Thanks to a public vote, 26 local groups and organisations have secured funding totalling £109,985 from the Community Choices Small Grants Programme.
Run by Falkirk Council in partnership with the Falkirk Health and Social Care Partnership, Community Choices aims to provide local people with a way to apply for public funding to improve their local area and vote to decide how public money is spent.
Almost 3,300 eligible votes were cast by residents in favour of projects they felt best reflected the strengths, needs and aspirations of their local community. The votes ensured every bid made for Small Grants of up to £5,000 were successful in this round of the initiative.
Cllr Cecil Meiklejohn, Leader of Falkirk Council, said: "By taking the time to vote, local people have ensured a wide range of groups and organisations will receive funding to kickstart or continue projects that bring to the life the aim of Community Choices – to make the area fairer, healthier, more connected and more inclusive."
Pictured: Rod McNeill, Chair, with volunteers from Bon'ess Car 4U.
Bo'ness Car 4U was over the moon when it heard its bid for £5,000 had been successful. The charity, which launched its free hospital transport service for cancer patients this month (January), will use the funding to help cover volunteer mileage costs up to December 2022.
Registered as a charity in May 2020, the pandemic initially stopped its search for volunteers and funding but thanks to a push at the end of last year, the charity now has seven volunteer drivers and hopes to at least double that number by summer.
Using the service is simple. GPs - based in medical practices in Bo’ness - refer patients who have been diagnosed with cancer and are unable to get to and from hospital appointments on their own, to the charity. Bo’ness Car 4U then liaises directly with the patient to arrange transportation, picking them up and dropping them off at their home.
Rod McNeill, Chair, Bo’ness Car 4U, said: “Because the funding will help cover our biggest outlay – mileage - until the end of the year, it provides us with peace of mind. Having that financial security also means we can focus on growing our volunteer numbers as well as secure further funding to help us continue the service into 2023 and beyond.
“We’d like to thank everyone who took the time to vote for us through Community Choices, it really is appreciated. Your support will not only help us reduce the length of time a patient is away from home, but also the stress they face travelling to and from treatment at a very difficult time in their lives.”
Award hits the right note
Another charity to successfully secure a Small Grants awarded – this time for £4,800 - is Strathcarron Hospice. The hospice, based in Denny, will use the money to fund its 'Lymph Notes’ Choir for the next four months (January to April this year).
The choir was initially launched in August 2021 as a pilot musical therapy programme for those living with lymphoedema, a chronic condition where a collection of lymph fluid cannot drain away.
Lymphoedema can be caused by a variety of factors, including cancer, cancer treatments, trauma, injury or genetics, and results in swelling – often of the limbs, but other parts of the body such as the head and neck can be affected too. Although it can’t be cured, it can usually be well controlled.
During the initial six-month pilot, the choir, currently based in Denny Baptist Church, provided its 17 members with an opportunity to meet others living with the condition as well as have a creative outlet. As a result, members recorded, on average, a 35% increase in their mental health and mood.

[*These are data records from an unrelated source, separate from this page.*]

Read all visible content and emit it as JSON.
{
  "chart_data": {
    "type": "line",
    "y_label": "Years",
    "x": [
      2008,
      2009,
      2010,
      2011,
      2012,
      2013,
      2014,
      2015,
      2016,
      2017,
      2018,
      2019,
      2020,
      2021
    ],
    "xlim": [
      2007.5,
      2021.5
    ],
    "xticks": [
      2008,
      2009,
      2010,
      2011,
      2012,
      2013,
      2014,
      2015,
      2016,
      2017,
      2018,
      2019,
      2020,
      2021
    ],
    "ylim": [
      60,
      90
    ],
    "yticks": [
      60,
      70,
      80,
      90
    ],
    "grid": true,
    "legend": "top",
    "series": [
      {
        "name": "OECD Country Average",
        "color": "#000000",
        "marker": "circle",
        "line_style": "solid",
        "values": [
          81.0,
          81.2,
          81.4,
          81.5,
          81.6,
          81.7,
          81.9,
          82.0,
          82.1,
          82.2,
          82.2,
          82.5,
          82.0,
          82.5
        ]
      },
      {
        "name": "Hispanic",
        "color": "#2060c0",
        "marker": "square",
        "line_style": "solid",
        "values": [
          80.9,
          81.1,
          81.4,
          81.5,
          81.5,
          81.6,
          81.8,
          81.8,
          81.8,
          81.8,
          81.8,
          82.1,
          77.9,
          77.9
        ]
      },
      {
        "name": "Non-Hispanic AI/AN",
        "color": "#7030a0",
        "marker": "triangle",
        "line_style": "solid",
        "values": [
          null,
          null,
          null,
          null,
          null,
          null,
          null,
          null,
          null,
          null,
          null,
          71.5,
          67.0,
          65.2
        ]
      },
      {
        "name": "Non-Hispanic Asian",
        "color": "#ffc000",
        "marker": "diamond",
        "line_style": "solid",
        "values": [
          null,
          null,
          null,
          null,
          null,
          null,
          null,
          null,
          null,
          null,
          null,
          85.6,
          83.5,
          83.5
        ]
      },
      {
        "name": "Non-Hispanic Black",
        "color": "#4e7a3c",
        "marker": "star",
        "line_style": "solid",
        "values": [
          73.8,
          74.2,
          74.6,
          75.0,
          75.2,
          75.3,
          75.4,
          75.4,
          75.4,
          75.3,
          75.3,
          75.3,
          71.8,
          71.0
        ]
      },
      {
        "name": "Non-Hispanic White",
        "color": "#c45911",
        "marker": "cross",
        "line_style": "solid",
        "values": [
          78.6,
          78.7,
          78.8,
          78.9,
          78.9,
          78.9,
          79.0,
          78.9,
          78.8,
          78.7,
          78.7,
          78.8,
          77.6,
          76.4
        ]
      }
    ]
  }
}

Now, the choir’s recording of ‘Caledonia’ is raising vital funds for the hospice, which provides specialist palliative care and expert end of life care to people living in Forth Valley, Cumbernauld and Kilsyth.
Margaret-Anne Garner, Lymphoedema Specialist, Strathcarron Hospice said: “What the choir has been able to do is create a safe space for people with lymphoedema and lipoedema to meet, build relationships and share experiences, all the while learning new skills.
“We are extremely grateful for the support shown by all those who voted for our project. The Small Grants funding will allow us to continue running the choir, providing members with a way to manage their condition as well as reduce feelings of isolation and anxiety.”